Most publishers not using consent platform for programmatic ads

IAB: consent signals are likely to see 'sharp rise' in future reports
IAB: consent signals are likely to see 'sharp rise' in future reports

IAB reported that just 38% of publishers sell '81% or more of their inventory' with a CMP.

Fewer than four in 10 publishers have reported selling most of their programmatic advertising with a dedicated consent platform, new findings from Interactive Advertising Bureau Europe have revealed. 

For the first time, the trade body’s annual Attitudes to Programmatic Advertising report asked the industry about how many online ads are bought using a consent management platform.

The IAB found that 38% of publishers said they were selling "81% or more of their inventory" with a CMP. This figure falls to 17% for buyers (advertisers or media agencies) that purchase at least 81% of inventory with a CMP.

CMPs offer publishers a tool for more easily obtaining and managing user consent for data processing. Users will typically be presented with a pop-up that prompts them to opt in to data sharing with a publisher’s advertising partners.

However, the IAB noted: "This data was collected before ICO [Information Commissioner's Office], CNIL [the French information commission] and other regulatory bodies released their stance on GDPR. There is likely to be a sharp rise in the percentage of inventory that is being bought and sold with a consent signal following these."

Widespread breaches of Europe’s General Data Protection Regulation are being investigated by regulators across the continent following complaints about how programmatic advertising is bought and sold.

Through the real-time bidding process, a wide range of data is broadcast to multiple advertisers via an auction that uses this data to serve ads to online users in a fraction of a second.

In the UK, the ICO has highlighted particular concerns about the broadcast of "special-category data", which comprises sensitive information about, for example, people’s political opinions or sexual orientation.

Complainants, such as the anti-ad-tracking browser Brave, have described real-time bidding as a data breach that, by its very nature, cannot properly comply with GDPR because of the way data is processed.

Regulators are empowered to fine GDPR violators €20m (£17.9m) or 4% of the offending company’s annual turnover (whichever is highest).

Programmatic trading, in which online ads are bought automatically, grew by 33% in 2018 to reach €16.7bn. The vast majority of display ads (70%) are now traded programmatically, while video is now 50% programmatic.
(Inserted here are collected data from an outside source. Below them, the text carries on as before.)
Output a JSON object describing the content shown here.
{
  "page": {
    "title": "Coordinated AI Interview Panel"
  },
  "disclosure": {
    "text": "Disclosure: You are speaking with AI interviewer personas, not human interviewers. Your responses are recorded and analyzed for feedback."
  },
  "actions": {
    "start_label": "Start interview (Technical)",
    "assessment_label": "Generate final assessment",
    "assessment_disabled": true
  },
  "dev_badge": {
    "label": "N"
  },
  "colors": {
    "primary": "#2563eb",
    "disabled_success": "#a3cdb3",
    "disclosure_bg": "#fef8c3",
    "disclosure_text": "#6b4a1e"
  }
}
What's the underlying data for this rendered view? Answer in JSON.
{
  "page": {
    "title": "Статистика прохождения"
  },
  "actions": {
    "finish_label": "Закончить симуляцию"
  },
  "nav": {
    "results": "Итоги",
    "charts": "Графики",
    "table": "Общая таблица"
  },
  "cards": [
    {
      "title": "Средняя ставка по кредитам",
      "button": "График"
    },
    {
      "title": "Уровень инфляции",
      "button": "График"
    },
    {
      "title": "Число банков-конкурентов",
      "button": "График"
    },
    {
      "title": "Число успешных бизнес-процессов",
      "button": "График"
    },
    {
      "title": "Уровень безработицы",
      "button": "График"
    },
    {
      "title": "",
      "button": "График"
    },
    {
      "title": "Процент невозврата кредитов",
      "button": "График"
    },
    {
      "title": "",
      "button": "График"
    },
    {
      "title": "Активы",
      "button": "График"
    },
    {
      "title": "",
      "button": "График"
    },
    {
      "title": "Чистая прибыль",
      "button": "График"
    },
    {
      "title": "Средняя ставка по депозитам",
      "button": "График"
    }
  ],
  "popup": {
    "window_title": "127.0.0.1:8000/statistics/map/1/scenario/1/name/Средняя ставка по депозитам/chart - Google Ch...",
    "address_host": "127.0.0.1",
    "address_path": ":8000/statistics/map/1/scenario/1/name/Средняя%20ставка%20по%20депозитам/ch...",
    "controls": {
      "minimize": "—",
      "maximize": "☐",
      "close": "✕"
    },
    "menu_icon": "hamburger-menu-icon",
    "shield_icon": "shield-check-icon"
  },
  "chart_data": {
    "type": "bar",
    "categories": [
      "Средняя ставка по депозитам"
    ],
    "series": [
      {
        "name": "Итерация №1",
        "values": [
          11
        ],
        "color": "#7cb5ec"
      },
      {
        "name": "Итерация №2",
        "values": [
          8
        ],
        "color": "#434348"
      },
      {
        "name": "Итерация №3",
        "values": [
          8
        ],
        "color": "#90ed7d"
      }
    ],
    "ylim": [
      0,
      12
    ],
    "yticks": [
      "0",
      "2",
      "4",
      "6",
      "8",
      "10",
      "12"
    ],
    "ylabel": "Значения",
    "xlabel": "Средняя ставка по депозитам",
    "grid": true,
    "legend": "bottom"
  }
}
Social media "dominates" programmatic, the IAB’s report said, and without this medium programmatic trading grew by 27% year on year to €5.5bn.

However, buy-side adoption of ads.txt, the text file used by online publishers to combat fraud, is "low", the IAB warned – a key factor holding back the adoption of programmatic trading.

The authors of the report said it was "surprising" that only 6% of advertisers and 26% of agencies were buying more than 81% of inventory verified by ads.txt, given significant concern about fraud and brand safety.

"Amongst publishers, ads.txt adoption is much higher, with 56% of them selling more than 81% of their inventory with an ads.txt file attached. This suggests that the ads.txt inventory exists, but more buyer education and awareness is needed," the report added.